1958年に清水俊二氏の翻訳で「ハヤカワ・ポケット・ミステリ」として刊行された「長いお別れ」
チャンドラーがフィリップ・マーロウを主人公にした長編小説を書きあげたのは七冊で
「ロング・グッドバイ(長いお別れ)」は1953年に六冊目として書かれた
ここに上げた本は村上春樹による翻訳で2007年早川書房より刊行された単行本の軽装版です
訳者あとがき、として凖古典小説としての「ロング・グッドバイ」の評論がありますが、このレイモンド・チャンドラーに関しての
アレコレはとても興味深い一文ですから一読をお勧めします
ある意味では彼のお説のとおりだった。テリー・レノックスは私にたっぷりと迷惑をかけてくれた。しかし、
考えてみれば面倒を引き受けるのが私の飯のたねではないか。
「最後に彼に会ったのはいつで、場所はどこだ」私はエンドテーブルの上のパイプを手に取り、煙草を詰めた。
グリーンは身を乗り出してじっと私を見ていた。背の高い若者はずっと後ろの方に腰掛け、赤い縁のついたメモ帳にボールペンを向けていた。
「そこで私が『いったい何があったんだ?』と尋ね、君たちは『質問するのは我々だ』と言うんだろうね」
「分かってもらえると話が早い」
「彼が警察を動かしている訳じゃないぜ」とグリーンが言った。
「本人もそう言っていたよ。市警本部長や地方検事を買収してもいないそうだ。きっと彼が居眠りしている時に、相手の方から膝に上がり込むんだろうな」
「ほざいてろ」とグリーンは言って、私の耳の中でがちゃんと電話を切った。
何をするでもなく、ただ静かに待っていた。バニー・オールズから電話がかかって来たのは九時だった。
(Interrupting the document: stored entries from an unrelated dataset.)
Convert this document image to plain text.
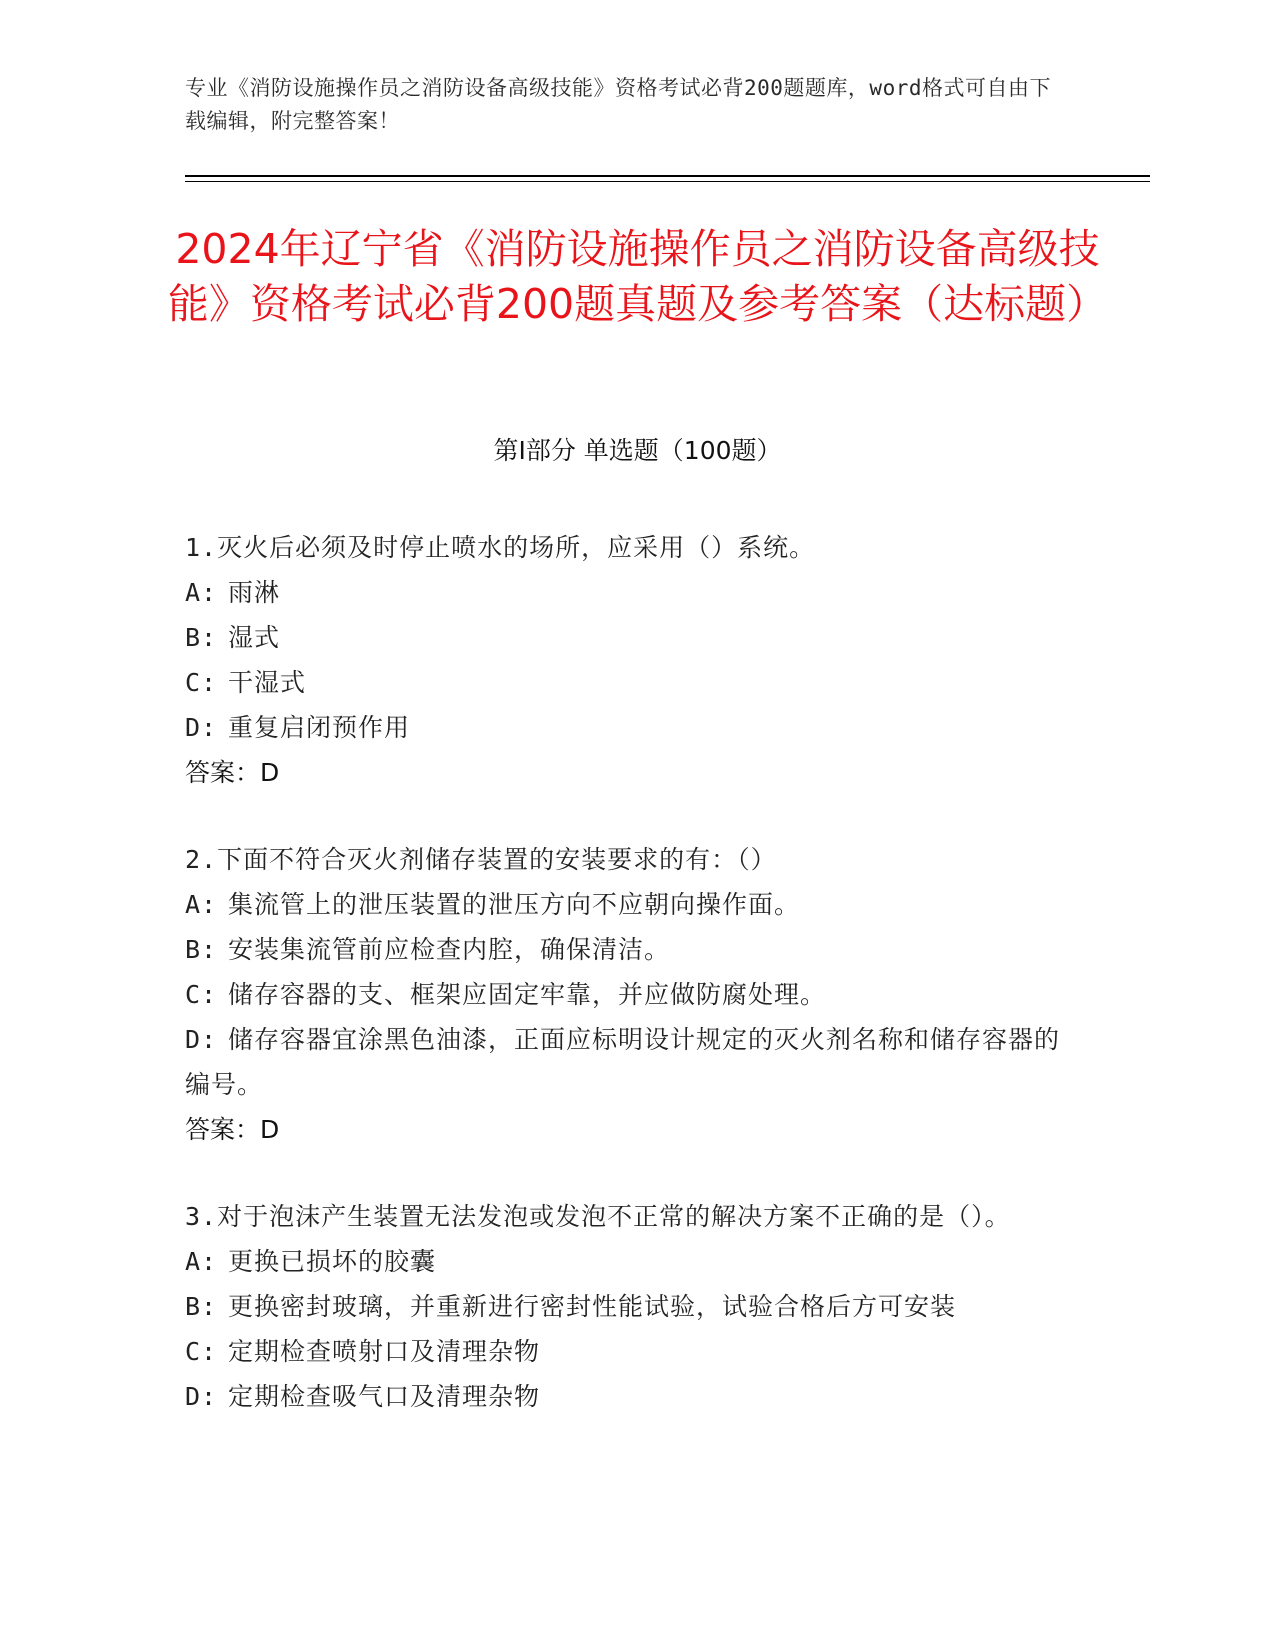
专业《消防设施操作员之消防设备高级技能》资格考试必背200题题库，word格式可自由下载编辑，附完整答案！
2024年辽宁省《消防设施操作员之消防设备高级技能》资格考试必背200题真题及参考答案（达标题）
第I部分 单选题（100题）

1.灭火后必须及时停止喷水的场所，应采用（）系统。

A: 雨淋

B: 湿式

C: 干湿式

D: 重复启闭预作用

答案：D

2.下面不符合灭火剂储存装置的安装要求的有：（）

A: 集流管上的泄压装置的泄压方向不应朝向操作面。

B: 安装集流管前应检查内腔，确保清洁。

C: 储存容器的支、框架应固定牢靠，并应做防腐处理。

D: 储存容器宜涂黑色油漆，正面应标明设计规定的灭火剂名称和储存容器的编号。

答案：D

3.对于泡沫产生装置无法发泡或发泡不正常的解决方案不正确的是（）。

A: 更换已损坏的胶囊

B: 更换密封玻璃，并重新进行密封性能试验，试验合格后方可安装

C: 定期检查喷射口及清理杂物

D: 定期检查吸气口及清理杂物
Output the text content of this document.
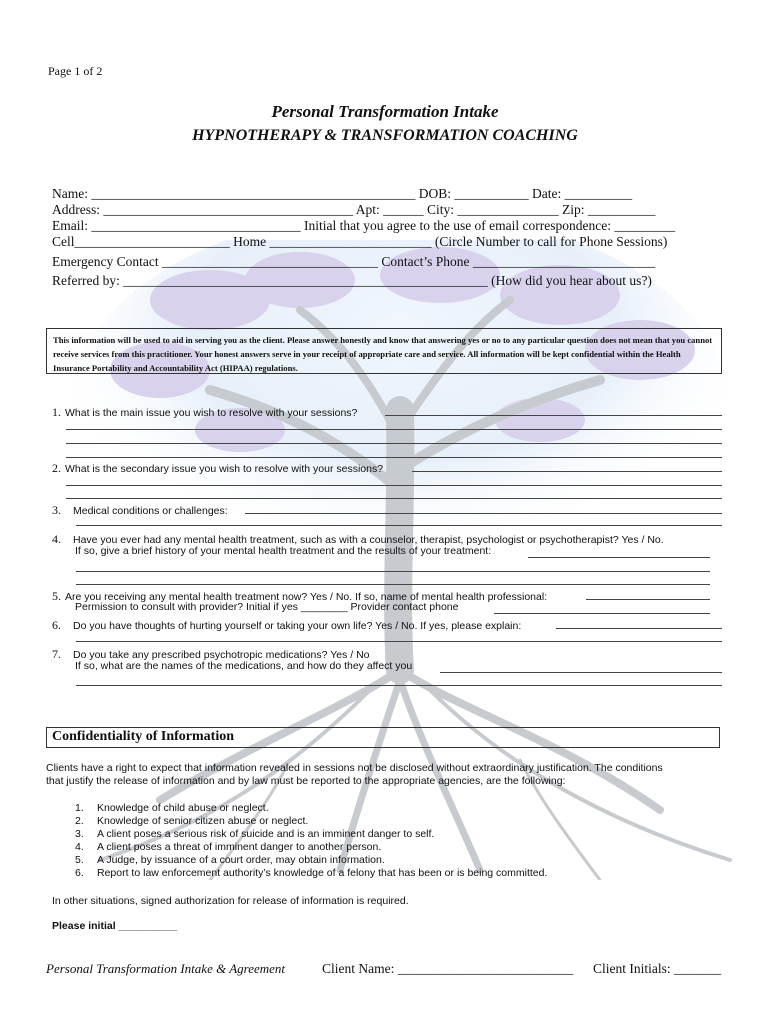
Page 1 of 2
Personal Transformation Intake
HYPNOTHERAPY & TRANSFORMATION COACHING
Name: ________________________________________________ DOB: ___________ Date: __________
Address: _____________________________________ Apt: ______ City: _______________ Zip: __________
Email: _______________________________ Initial that you agree to the use of email correspondence: _________
Cell_______________________ Home ________________________ (Circle Number to call for Phone Sessions)
Emergency Contact ________________________________ Contact’s Phone ___________________________
Referred by: ______________________________________________________ (How did you hear about us?)
This information will be used to aid in serving you as the client. Please answer honestly and know that answering yes or no to any particular question does not mean that you cannot receive services from this practitioner. Your honest answers serve in your receipt of appropriate care and service. All information will be kept confidential within the Health Insurance Portability and Accountability Act (HIPAA) regulations.
1. What is the main issue you wish to resolve with your sessions?
2. What is the secondary issue you wish to resolve with your sessions?
3. Medical conditions or challenges:
4. Have you ever had any mental health treatment, such as with a counselor, therapist, psychologist or psychotherapist? Yes / No.
If so, give a brief history of your mental health treatment and the results of your treatment:
5. Are you receiving any mental health treatment now? Yes / No. If so, name of mental health professional:
Permission to consult with provider? Initial if yes ________ Provider contact phone
6. Do you have thoughts of hurting yourself or taking your own life? Yes / No. If yes, please explain:
7. Do you take any prescribed psychotropic medications? Yes / No
If so, what are the names of the medications, and how do they affect you
Confidentiality of Information
Clients have a right to expect that information revealed in sessions not be disclosed without extraordinary justification. The conditions
that justify the release of information and by law must be reported to the appropriate agencies, are the following:
1. Knowledge of child abuse or neglect.
2. Knowledge of senior citizen abuse or neglect.
3. A client poses a serious risk of suicide and is an imminent danger to self.
4. A client poses a threat of imminent danger to another person.
5. A Judge, by issuance of a court order, may obtain information.
6. Report to law enforcement authority’s knowledge of a felony that has been or is being committed.
In other situations, signed authorization for release of information is required.
Please initial __________
Personal Transformation Intake & Agreement	Client Name: __________________________ Client Initials: _______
すぐこちらに来てくれと彼は言った。途中で寄り道して花を摘んだりするなよ、と念を押された。
「私はロマンティックなんだよ、バーニー。夜中に誰かが泣く声が聞こえると、いったい何だろうと足を運んでみる。そんなことをしたって一文にもならない。
常識を備えた人間なら、窓を閉めてテレビの音量をあげる。あるいはアクセルを踏み込んで、さっさとどこか遠くに行ってしまう。
他人のトラブルには関わり合わないようにつとめる。関わりなんか持ったら、つまらないとばっちりを食うだけだからね。
最後にテリー・レノックスにあったとき、我々は私が作ったコーヒーをうちで一緒に飲み、煙草を吸った。そして彼が死んだことを知ったとき、
私はキッチンに行ってコーヒーを作り、彼のためにカップに注いでやった。そして彼のために煙草を一本つけてやった。コーヒーが冷めて、
煙草が燃え尽きたとき、私は彼におやすみを言った。そんなことをやっても一文にもならない。君ならそんなことはしないだろう。
だから君は優秀な警官であり、私はしがない私立探偵なんだ。
「名前を言えよ。どこの誰だ?」
「マーロウというものだ」
「どのマーロウだ?」
「君はチック・アゴスティーノか?」
「いや、チックじゃない。合言葉を言ってみろ」
「顔を火で焙ってきやがれ」
相手はくすくす笑った。「このまま待ってろ」
フランス人はこのような場にふさわしいひと言を持っている。フランス人というのはいかなる時も場にふさわしいひと言を持っており、
どれもがうまくつぼにはまる。
さよならを言うのは、少しだけ死ぬことだ。